Le château de Combourg a en effet la réputation d’être hanté par divers personnages dont Malo de la Coëtquen, ancien propriétaire à la jambe de bois et le plus célèbre d’entre eux, le chat noir de la chambre de Chateaubriand, chat retrouvé emmuré lors de travaux de restauration. Au moyen-âge, La tradition voulait en effet que, lors de la construction d’un château, on emmure vivant un chat, afin d’éloigner les démons.

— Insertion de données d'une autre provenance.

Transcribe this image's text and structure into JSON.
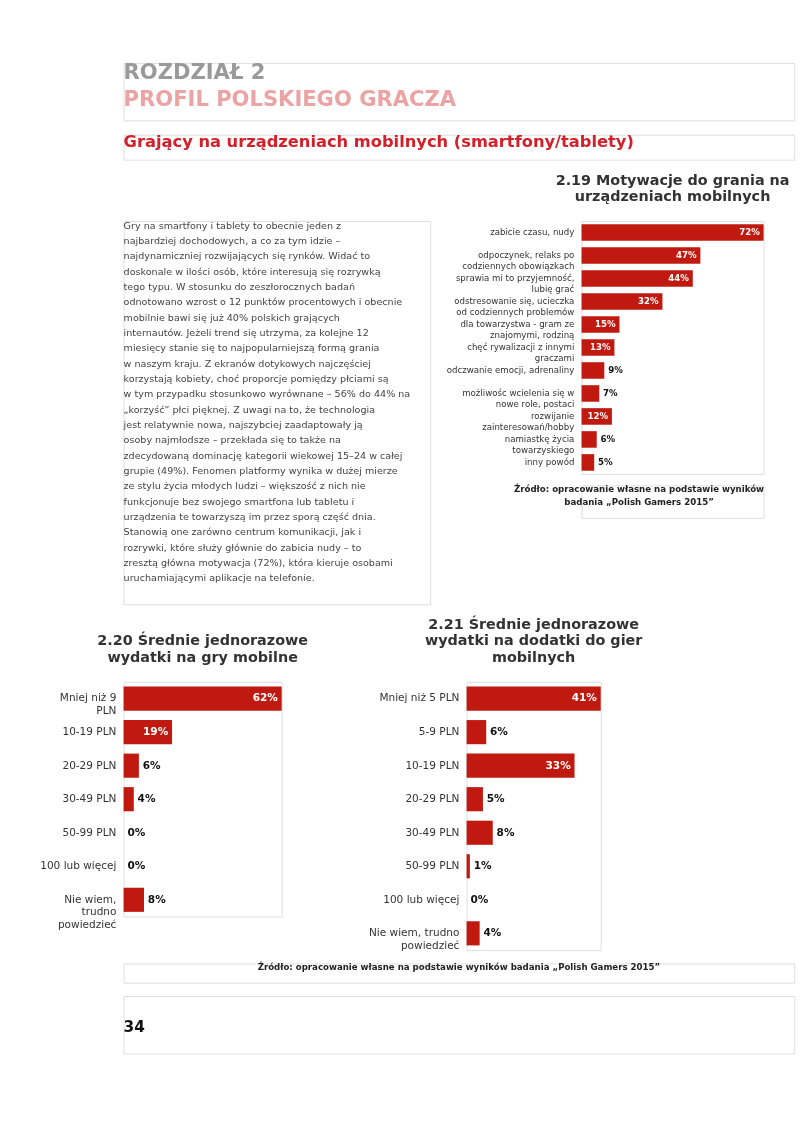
{
  "chart_data": [
    {
      "type": "other",
      "title": "ROZDZIAŁ 2",
      "subtitle": "PROFIL POLSKIEGO GRACZA",
      "annotations": [
        "Grający na urządzeniach mobilnych (smartfony/tablety)",
        "Gry na smartfony i tablety to obecnie jeden z najbardziej dochodowych, a co za tym idzie – najdynamiczniej rozwijających się rynków. Widać to doskonale w ilości osób, które interesują się rozrywką tego typu. W stosunku do zeszłorocznych badań odnotowano wzrost o 12 punktów procentowych i obecnie mobilnie bawi się już 40% polskich grających internautów. Jeżeli trend się utrzyma, za kolejne 12 miesięcy stanie się to najpopularniejszą formą grania w naszym kraju. Z ekranów dotykowych najczęściej korzystają kobiety, choć proporcje pomiędzy płciami są w tym przypadku stosunkowo wyrównane – 56% do 44% na „korzyść” płci pięknej. Z uwagi na to, że technologia jest relatywnie nowa, najszybciej zaadaptowały ją osoby najmłodsze – przekłada się to także na zdecydowaną dominację kategorii wiekowej 15–24 w całej grupie (49%). Fenomen platformy wynika w dużej mierze ze stylu życia młodych ludzi – większość z nich nie funkcjonuje bez swojego smartfona lub tabletu i urządzenia te towarzyszą im przez sporą część dnia. Stanowią one zarówno centrum komunikacji, jak i rozrywki, które służy głównie do zabicia nudy – to zresztą główna motywacja (72%), która kieruje osobami uruchamiającymi aplikacje na telefonie.",
        "34"
      ]
    },
    {
      "type": "bar",
      "orientation": "horizontal",
      "title": "2.19 Motywacje do grania na urządzeniach mobilnych",
      "color": "#c01a10",
      "categories": [
        "zabicie czasu, nudy",
        "odpoczynek, relaks po codziennych obowiązkach",
        "sprawia mi to przyjemność, lubię grać",
        "odstresowanie się, ucieczka od codziennych problemów",
        "dla towarzystwa - gram ze znajomymi, rodziną",
        "chęć rywalizacji z innymi graczami",
        "odczwanie emocji, adrenaliny",
        "możliwośc wcielenia się w nowe role, postaci",
        "rozwijanie zainteresowań/hobby",
        "namiastkę życia towarzyskiego",
        "inny powód"
      ],
      "values": [
        72,
        47,
        44,
        32,
        15,
        13,
        9,
        7,
        12,
        6,
        5
      ],
      "value_labels": [
        "72%",
        "47%",
        "44%",
        "32%",
        "15%",
        "13%",
        "9%",
        "7%",
        "12%",
        "6%",
        "5%"
      ],
      "annotations": [
        "Źródło: opracowanie własne na podstawie wyników badania „Polish Gamers 2015”"
      ]
    },
    {
      "type": "bar",
      "orientation": "horizontal",
      "title": "2.20 Średnie jednorazowe wydatki na gry mobilne",
      "color": "#c01a10",
      "categories": [
        "Mniej niż 9 PLN",
        "10-19 PLN",
        "20-29 PLN",
        "30-49 PLN",
        "50-99 PLN",
        "100 lub więcej",
        "Nie wiem, trudno powiedzieć"
      ],
      "values": [
        62,
        19,
        6,
        4,
        0,
        0,
        8
      ],
      "value_labels": [
        "62%",
        "19%",
        "6%",
        "4%",
        "0%",
        "0%",
        "8%"
      ]
    },
    {
      "type": "bar",
      "orientation": "horizontal",
      "title": "2.21 Średnie jednorazowe wydatki na dodatki do gier mobilnych",
      "color": "#c01a10",
      "categories": [
        "Mniej niż 5 PLN",
        "5-9 PLN",
        "10-19 PLN",
        "20-29 PLN",
        "30-49 PLN",
        "50-99 PLN",
        "100 lub więcej",
        "Nie wiem, trudno powiedzieć"
      ],
      "values": [
        41,
        6,
        33,
        5,
        8,
        1,
        0,
        4
      ],
      "value_labels": [
        "41%",
        "6%",
        "33%",
        "5%",
        "8%",
        "1%",
        "0%",
        "4%"
      ],
      "annotations": [
        "Źródło: opracowanie własne na podstawie wyników badania „Polish Gamers 2015”"
      ]
    }
  ]
}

En 1794 pendant la révolution le château, alors propriété du Frère de François-René, sera pillé puis brûlé. S’en suivra 80 ans d’abandon avant que le domaine soit racheté par un descendant de la Famille Chateaubriand puis entièrement restauré en 1876, dans le goût néogothique et sous l'influence de Viollet-Le-Duc. Il servit aussi d’hôpital militaire pendant la première guerre mondiale.

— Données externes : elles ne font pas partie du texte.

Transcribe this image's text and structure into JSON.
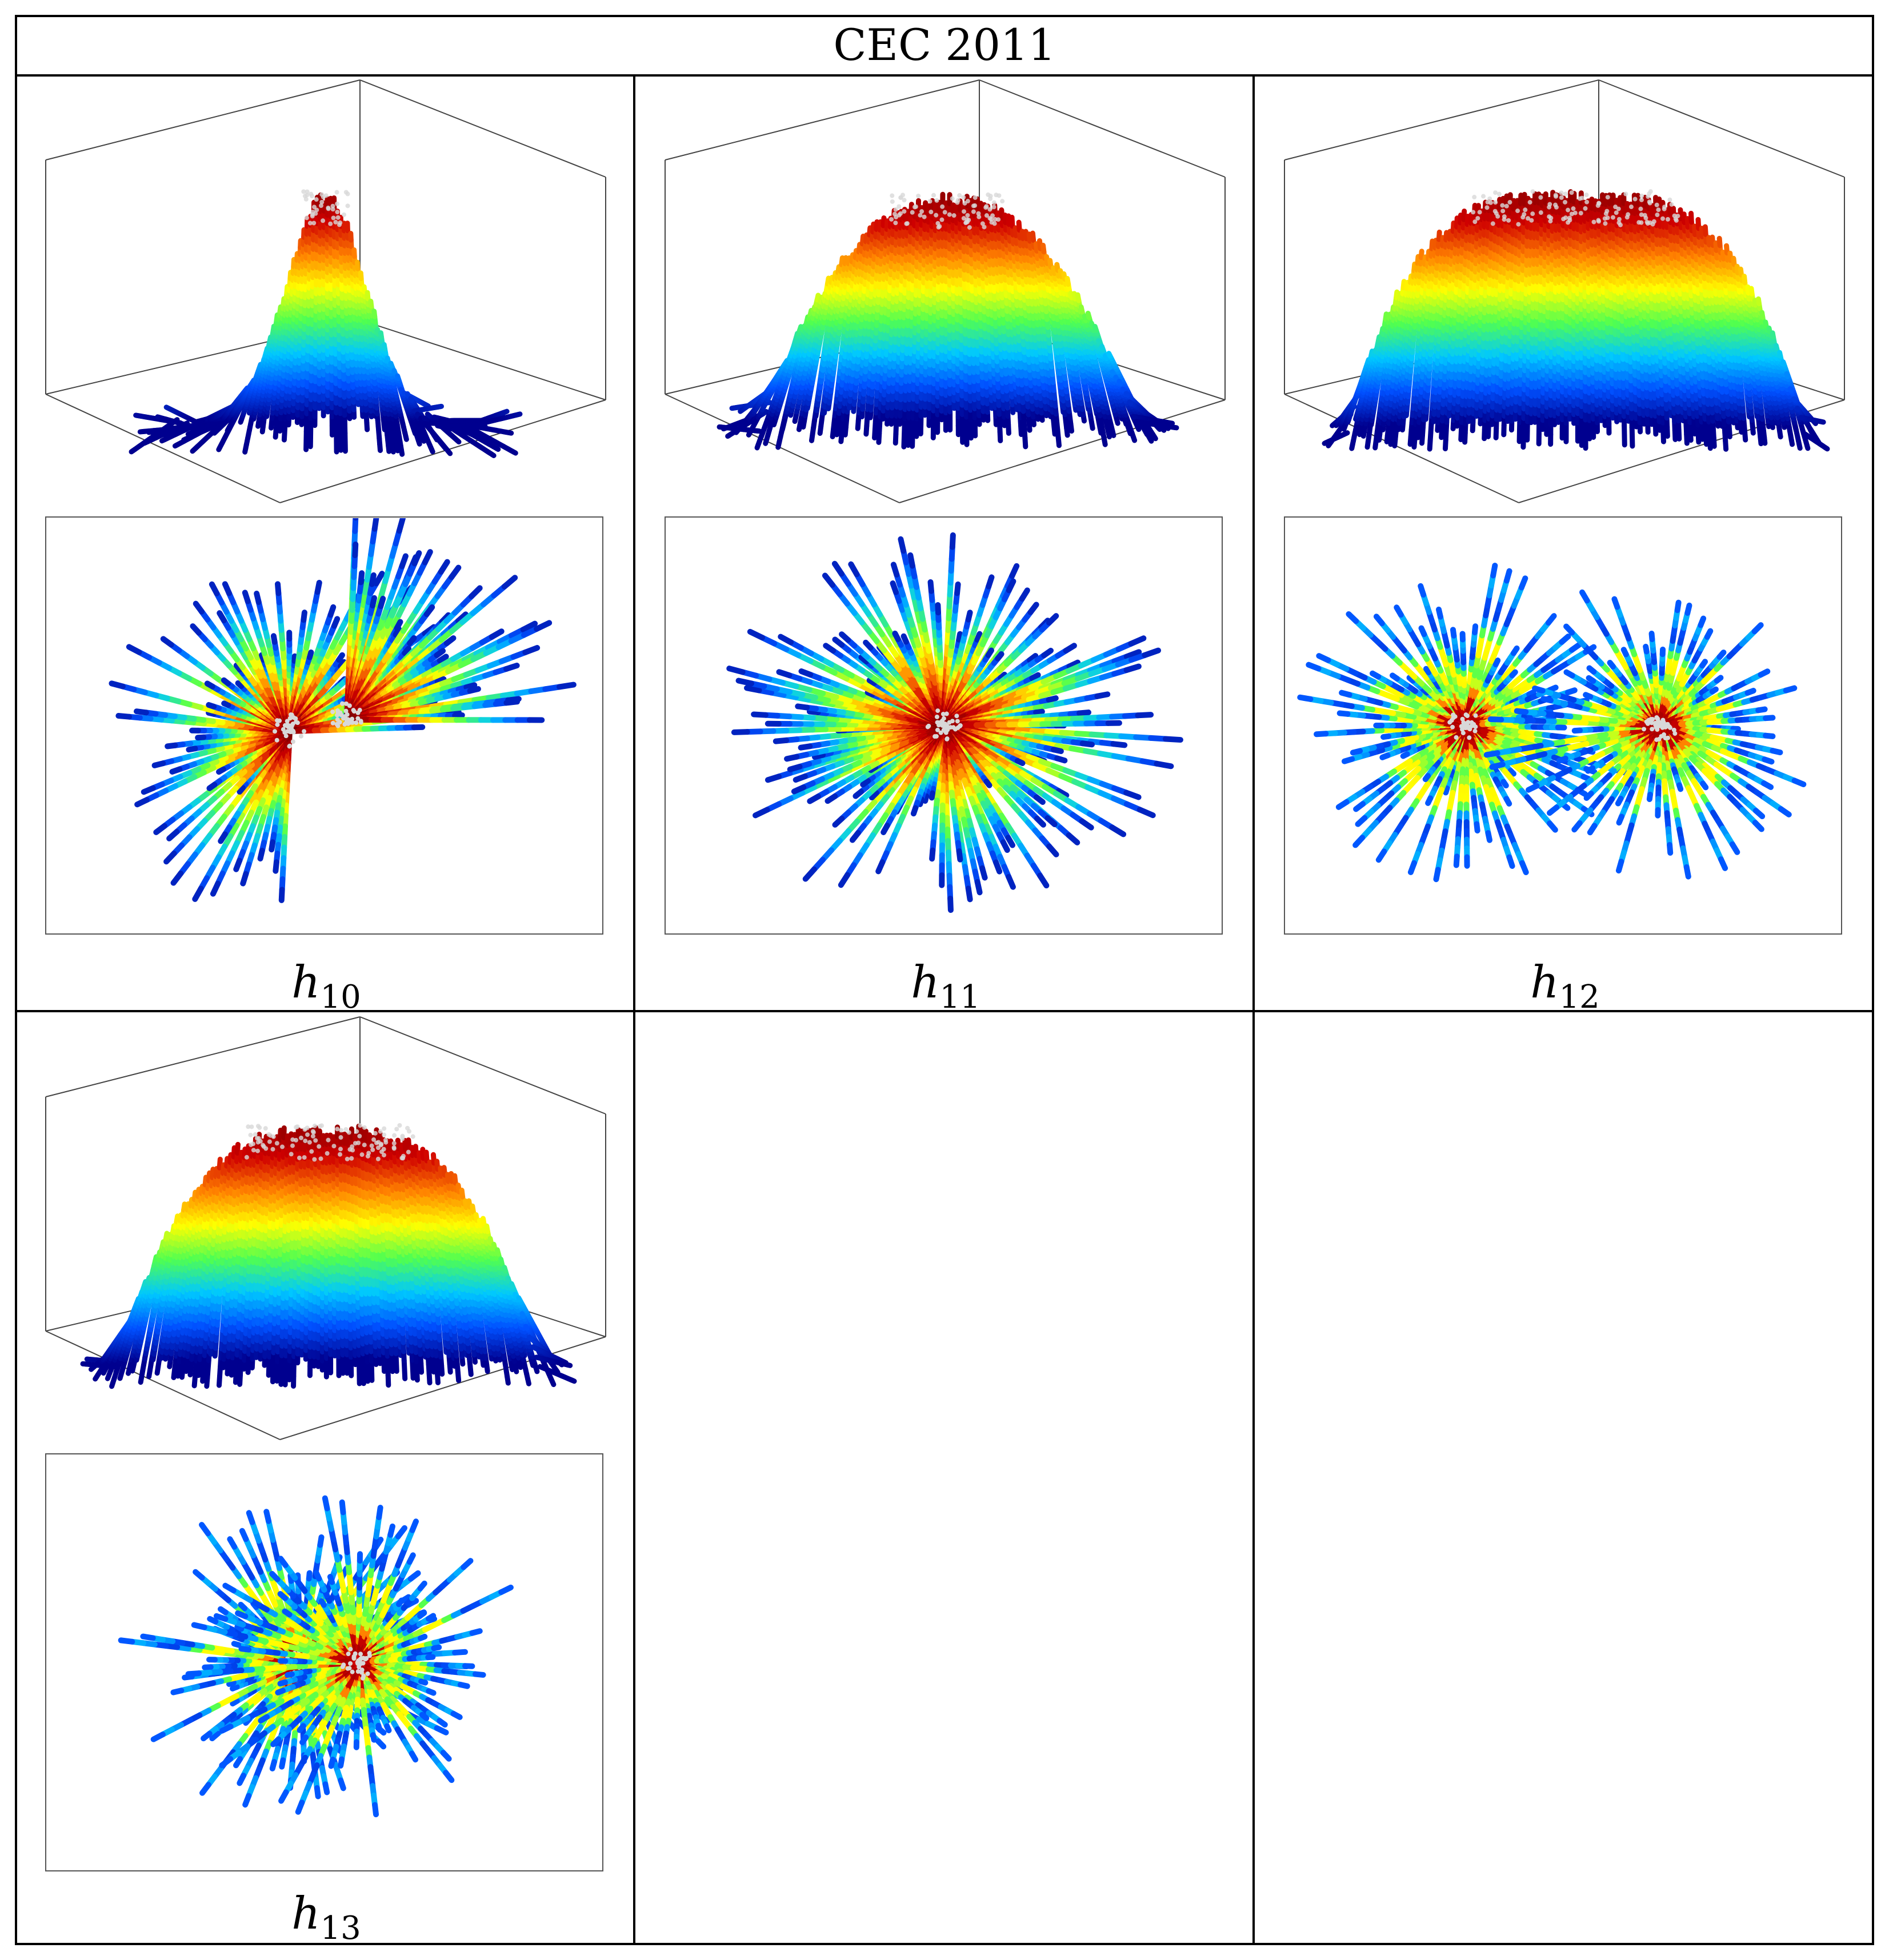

Le château et son parc de 25 hectares sont aujourd’hui ouverts à la visite de février à octobre.

©EBerthier chateau montmuran

Château de Montmuran

Stratégiquement situé entre Rennes et Saint-Malo, le château de Montmuran surplombe la commune des Iffs et la Bretagne romantique. Construit entre le 12ème et le 17ème siècle puis remanié au 18ème siècle, Montmuran mélange le style médiéval et classique. La première version de l’édifice est instiguée par le seigneur de Tinténiac à la demande de l’Abbesse Adèle, sœur d’Alain III de Bretagne. Au 14ème siècle, l’imposant château fort est une des plus puissantes forteresses de la région.

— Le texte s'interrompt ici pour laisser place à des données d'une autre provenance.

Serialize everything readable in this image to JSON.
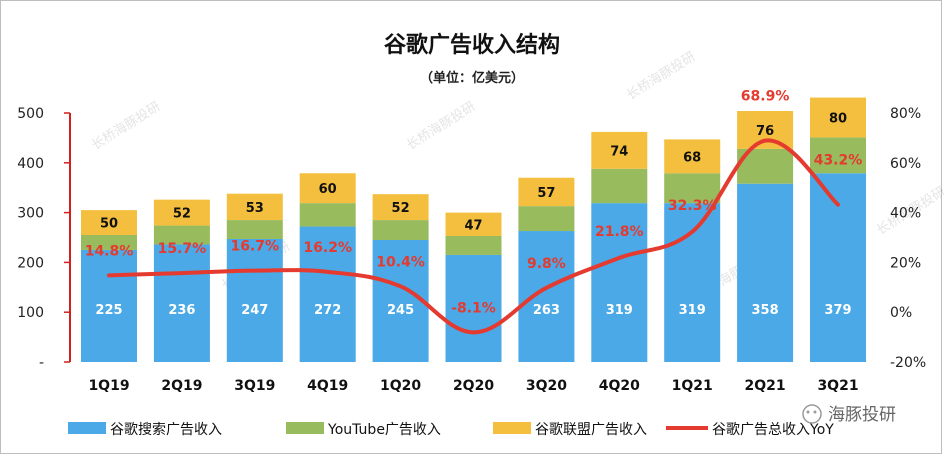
{
  "chart_data": {
    "type": "bar",
    "stacked": true,
    "title": "谷歌广告收入结构",
    "subtitle": "（单位：亿美元）",
    "categories": [
      "1Q19",
      "2Q19",
      "3Q19",
      "4Q19",
      "1Q20",
      "2Q20",
      "3Q20",
      "4Q20",
      "1Q21",
      "2Q21",
      "3Q21"
    ],
    "series": [
      {
        "name": "谷歌搜索广告收入",
        "color": "#4aa9e6",
        "values": [
          225,
          236,
          247,
          272,
          245,
          215,
          263,
          319,
          319,
          358,
          379
        ],
        "labels": [
          "225",
          "236",
          "247",
          "272",
          "245",
          "",
          "263",
          "319",
          "319",
          "358",
          "379"
        ]
      },
      {
        "name": "YouTube广告收入",
        "color": "#98bb5e",
        "values": [
          30,
          38,
          38,
          47,
          40,
          38,
          50,
          69,
          60,
          70,
          72
        ]
      },
      {
        "name": "谷歌联盟广告收入",
        "color": "#f4bf3e",
        "values": [
          50,
          52,
          53,
          60,
          52,
          47,
          57,
          74,
          68,
          76,
          80
        ],
        "labels": [
          "50",
          "52",
          "53",
          "60",
          "52",
          "47",
          "57",
          "74",
          "68",
          "76",
          "80"
        ]
      }
    ],
    "line": {
      "name": "谷歌广告总收入YoY",
      "color": "#e53a2f",
      "axis": "right",
      "values": [
        14.8,
        15.7,
        16.7,
        16.2,
        10.4,
        -8.1,
        9.8,
        21.8,
        32.3,
        68.9,
        43.2
      ],
      "labels": [
        "14.8%",
        "15.7%",
        "16.7%",
        "16.2%",
        "10.4%",
        "-8.1%",
        "9.8%",
        "21.8%",
        "32.3%",
        "68.9%",
        "43.2%"
      ]
    },
    "y_left": {
      "min": 0,
      "max": 500,
      "ticks": [
        "-",
        "100",
        "200",
        "300",
        "400",
        "500"
      ]
    },
    "y_right": {
      "min": -20,
      "max": 80,
      "ticks": [
        "-20%",
        "0%",
        "20%",
        "40%",
        "60%",
        "80%"
      ]
    },
    "grid": false,
    "legend": "bottom"
  },
  "watermark": {
    "badge": "海豚投研",
    "text": "长桥海豚投研"
  }
}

Au fil des siècles, plusieurs familles se succèderont à Montmuran, parmi les plus célèbres hôtes, Bertrand Du Guesclin et la famille de Laval puis la famille de la Villeon propriétaire actuelle et ce depuis 1888.

Le château, tel qu’on le découvre aujourd’hui est composé de deux tours du 12ème siècle, d’un châtelet fortifié avec un pont-levis toujours en état de marche et entouré de douves.

A l’intérieur du château, une visite guidée vous emmènera à la découverte de la salle des gardes, du petit musée, de l’impressionnante oubliette de 30m de fond ou encore de la chapelle et de sa très belle verrière du 19ème siècle retraçant le passage de Du Guesclin à Montmuran. Il est également possible de gravir 85 marches jusqu’au chemin de ronde du châtelet qui vous permettra d’apprécier un superbe panorama sur la campagne environnante.

©CRTB - La bourbansais

Château de la Bourbansais

Le château de la Bourbansais a été construit au 16ème siècle, sur l’emplacement d’une ancienne villa gallo-romaine. L’édifice a longtemps gardé son aspect avant d’être réaménagé au 18ème siècle. De nombreuses ouvertures voient alors le jour sur les façades, de nouveaux pavillons sortent de terre et les salons du rez-de-chaussée sont aménagés au goût de l’époque et témoignent, aujourd’hui encore, de l’art de vivre au siècle des lumières. L’intérieur de la demeure est meublé d’époque, les murs sont couverts de boiserie et de tapisserie d’Aubusson, on peut y découvrir de nombreuses curiosités dont la salle à manger dressée de sa vaisselle d’apparat et le petit salon bleu, chef d’œuvre de l’ébéniste Mancel. Le domaine appartient à la même famille depuis sa construction en 1583.

En plus des bâtiments principaux, le domaine est composé d’une petite chapelle du 17ème siècle, d’un pigeonnier, d’écuries en fonction et d’un chenil pour la chasse à courre.

Le château est entouré d’un jardin à la française et d’un potager classé « jardin remarquable » ainsi que d’un parc zoologique de 18 hectares créé en 1965 et présentant près de 400 animaux dont certaines espèces sont menacées.